Мы ехали в полупустом троллейбусе, мать сидела рядом со мной, трогала меня руками, мои волосы разворашивала, меня целовала, а отец молчал и был угрюм. Я догадался: они в ссоре.

– Ты скучал без нас? Ты пил парное молоко? – спрашивала мать и восклицала: – Как ты вырос за лето! Господи, у тебя уже седые волосы попадаются!

Я смотрел в окно, забрызганное каплями мелкого дождичка; то черный, то ярко освещенный, проплывал за ним мокрый город, и я испытывал чудесное ощущение нереальности происходящего.

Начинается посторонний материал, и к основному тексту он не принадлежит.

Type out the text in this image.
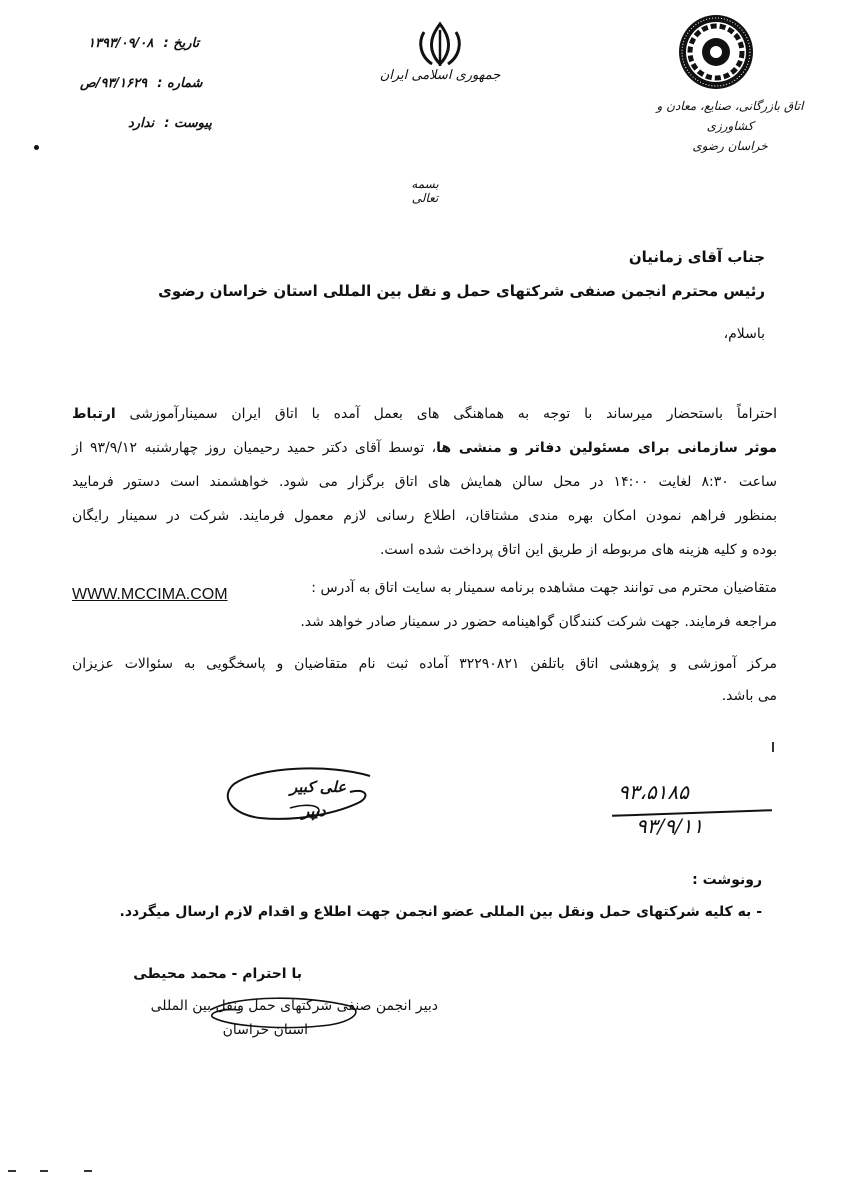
تاریخ : ۱۳۹۳/۰۹/۰۸
شماره : ۹۳/۱۶۲۹/ص
پیوست : ندارد
جمهوری اسلامی ایران
اتاق بازرگانی، صنایع، معادن و کشاورزی
خراسان رضوی
بسمه تعالی
جناب آقای زمانیان
رئیس محترم انجمن صنفی شرکتهای حمل و نقل بین المللی استان خراسان رضوی
باسلام،
احتراماً باستحضار میرساند با توجه به هماهنگی های بعمل آمده با اتاق ایران سمینارآموزشی ارتباط
موثر سازمانی برای مسئولین دفاتر و منشی ها، توسط آقای دکتر حمید رحیمیان روز چهارشنبه ۹۳/۹/۱۲ از
ساعت ۸:۳۰ لغایت ۱۴:۰۰ در محل سالن همایش های اتاق برگزار می شود. خواهشمند است دستور فرمایید
بمنظور فراهم نمودن امکان بهره مندی مشتاقان، اطلاع رسانی لازم معمول فرمایند. شرکت در سمینار رایگان
بوده و کلیه هزینه های مربوطه از طریق این اتاق پرداخت شده است.
متقاضیان محترم می توانند جهت مشاهده برنامه سمینار به سایت اتاق به آدرس :
WWW.MCCIMA.COM
مراجعه فرمایند. جهت شرکت کنندگان گواهینامه حضور در سمینار صادر خواهد شد.
مرکز آموزشی و پژوهشی اتاق باتلفن ۳۲۲۹۰۸۲۱ آماده ثبت نام متقاضیان و پاسخگویی به سئوالات عزیزان
می باشد.
علی کبیر
دبیر
۹۳،۵۱۸۵
۹۳/۹/۱۱
رونوشت :
- به کلیه شرکتهای حمل ونقل بین المللی عضو انجمن جهت اطلاع و اقدام لازم ارسال میگردد.
با احترام - محمد محیطی
دبیر انجمن صنفی شرکتهای حمل ونقل بین المللی
استان خراسان
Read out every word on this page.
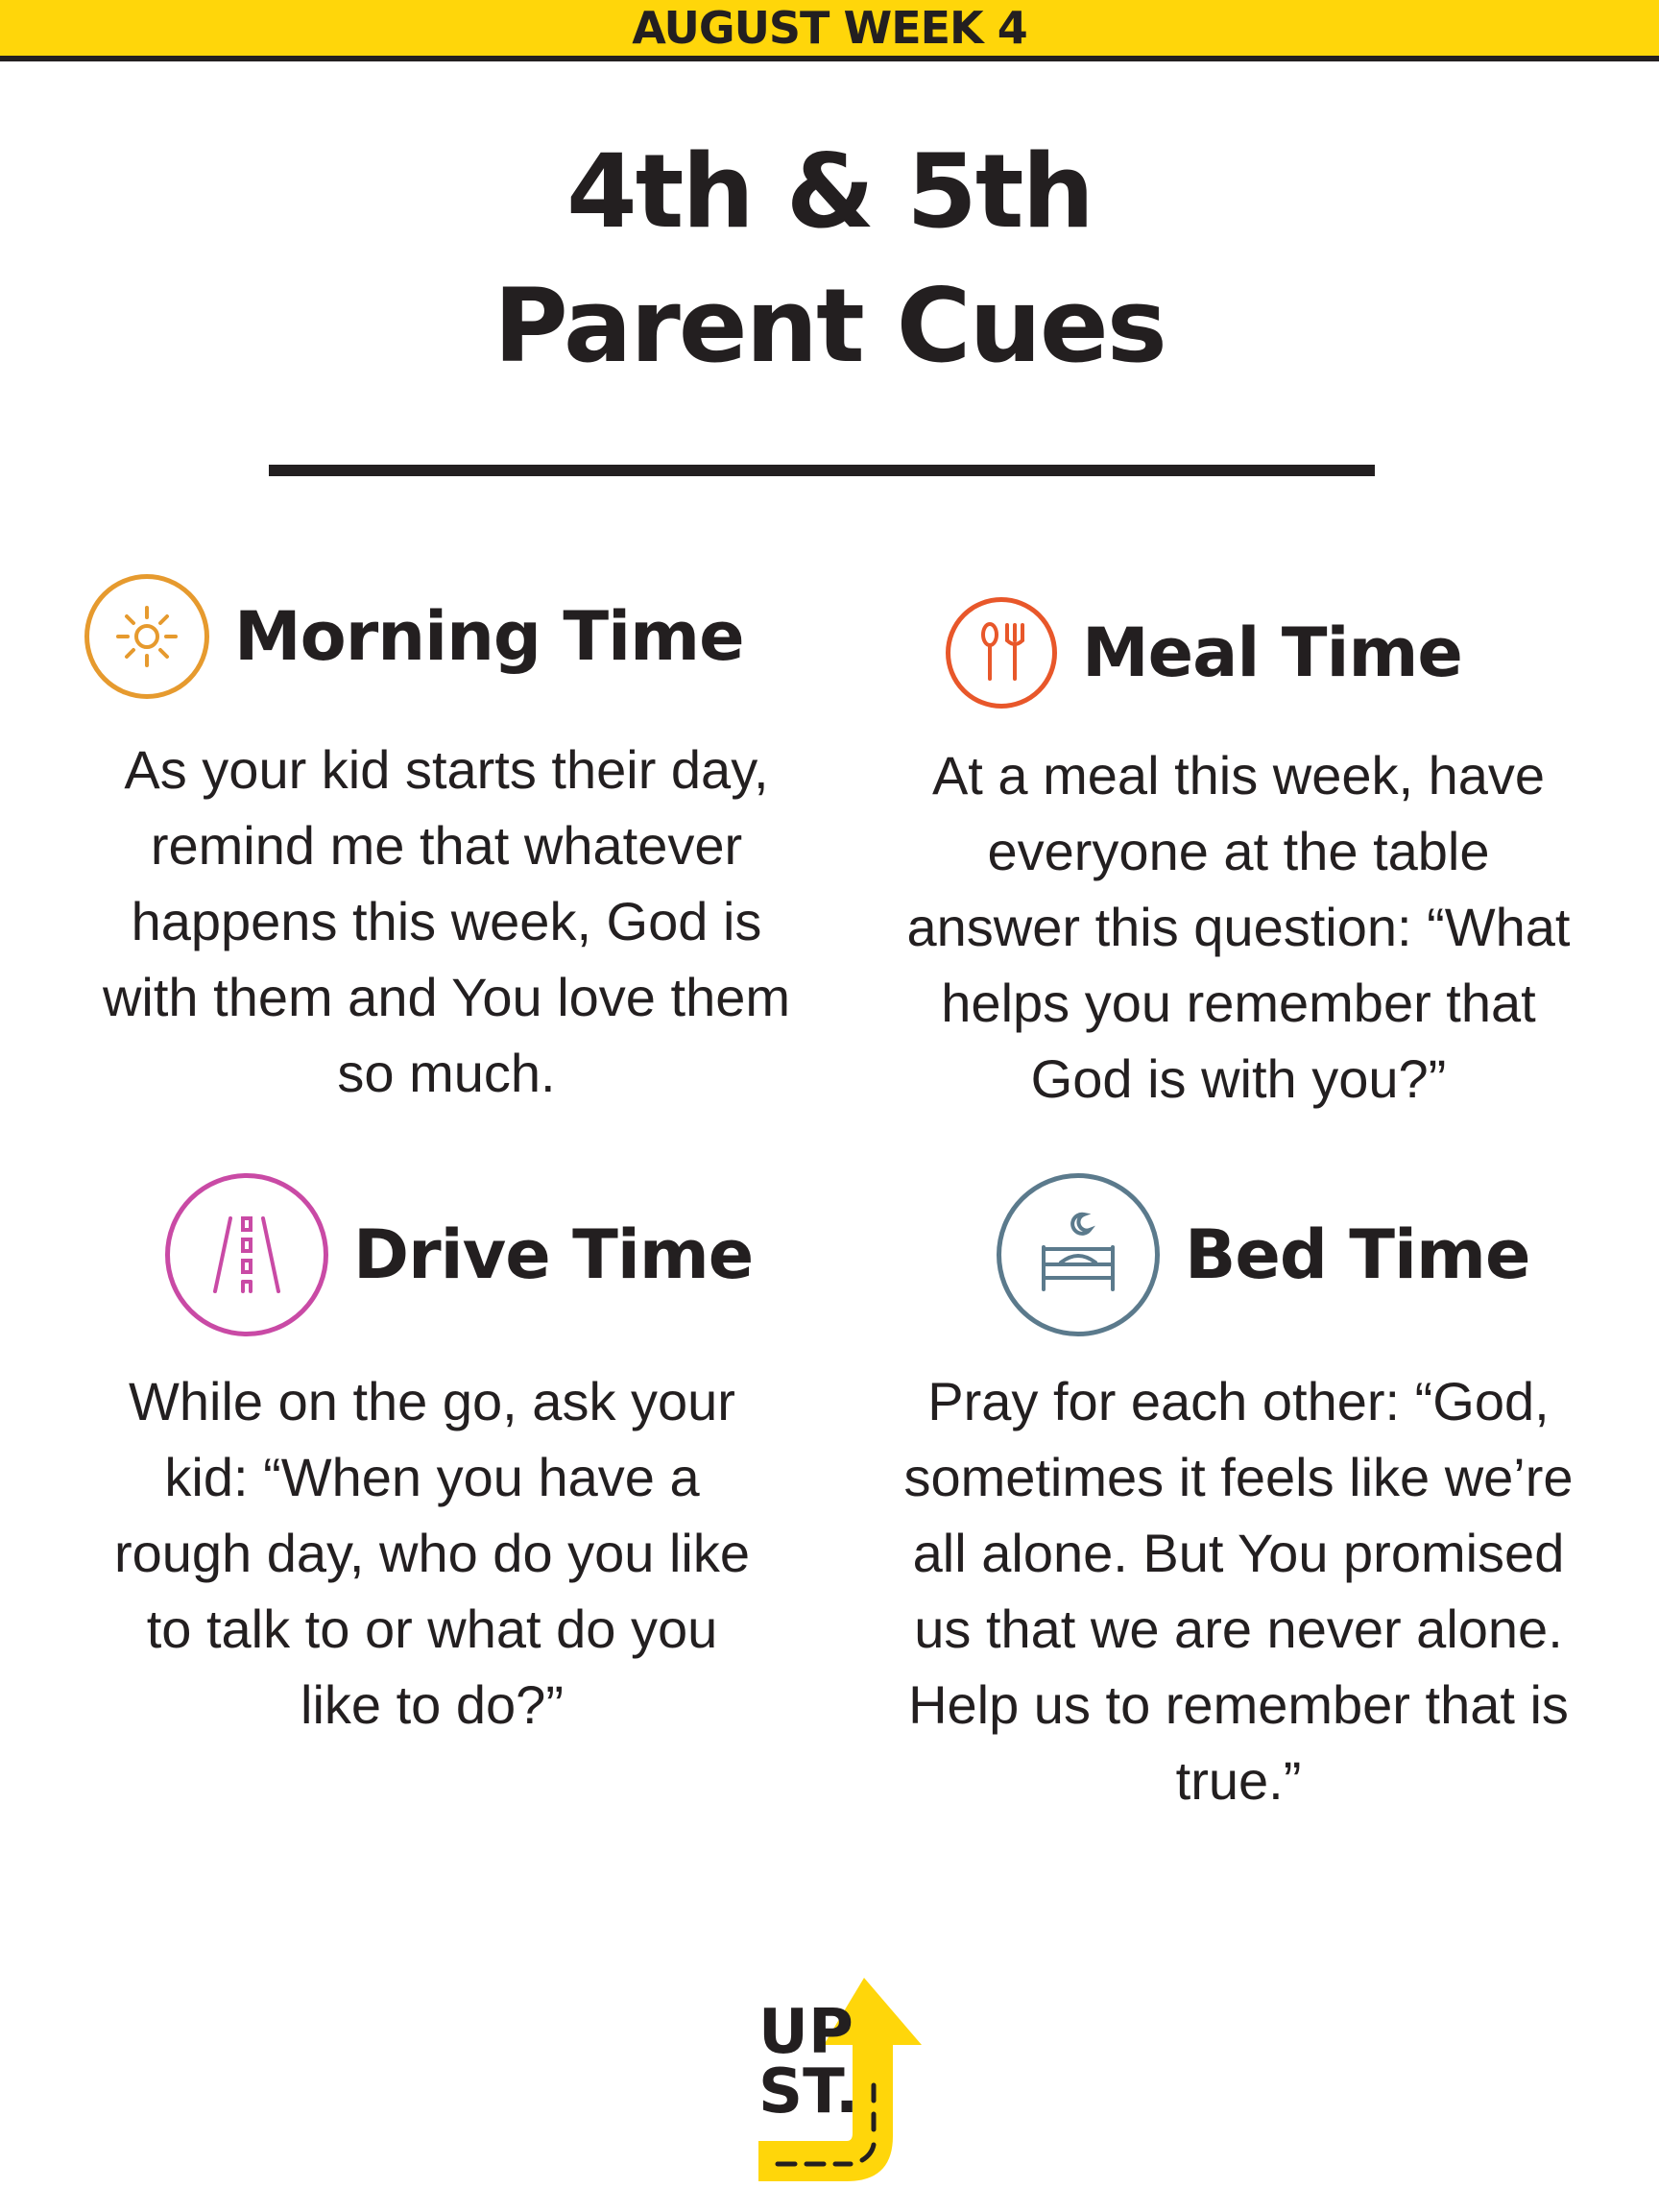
AUGUST WEEK 4
4th & 5th
Parent Cues
Morning Time
As your kid starts their day,
remind me that whatever
happens this week, God is
with them and You love them
so much.
Meal Time
At a meal this week, have
everyone at the table
answer this question: “What
helps you remember that
God is with you?”
Drive Time
While on the go, ask your
kid: “When you have a
rough day, who do you like
to talk to or what do you
like to do?”
Bed Time
Pray for each other: “God,
sometimes it feels like we’re
all alone. But You promised
us that we are never alone.
Help us to remember that is
true.”
UP
ST.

Ранним утром я находился в далекой русской деревне, сквозь туман блестело солнце, шумным колышущимся стадом шли вдоль заборов коровы, и вот… Лето позади, прерывисто завывает электродвигатель, в железном ящике что-то громко щелкает и вспыхивает вольтова дуга.

– А знаешь, – говорит мать, – у нас новые соседи. Люди очень приличные. Он – инженер, она – учительница в школе, еще полуслепая старушка – его мать и двое их детей. Старший учится в Москве в университете, а девочке, как и тебе, двенадцать лет. Она занимается музыкой. Ты ведь любишь музыку?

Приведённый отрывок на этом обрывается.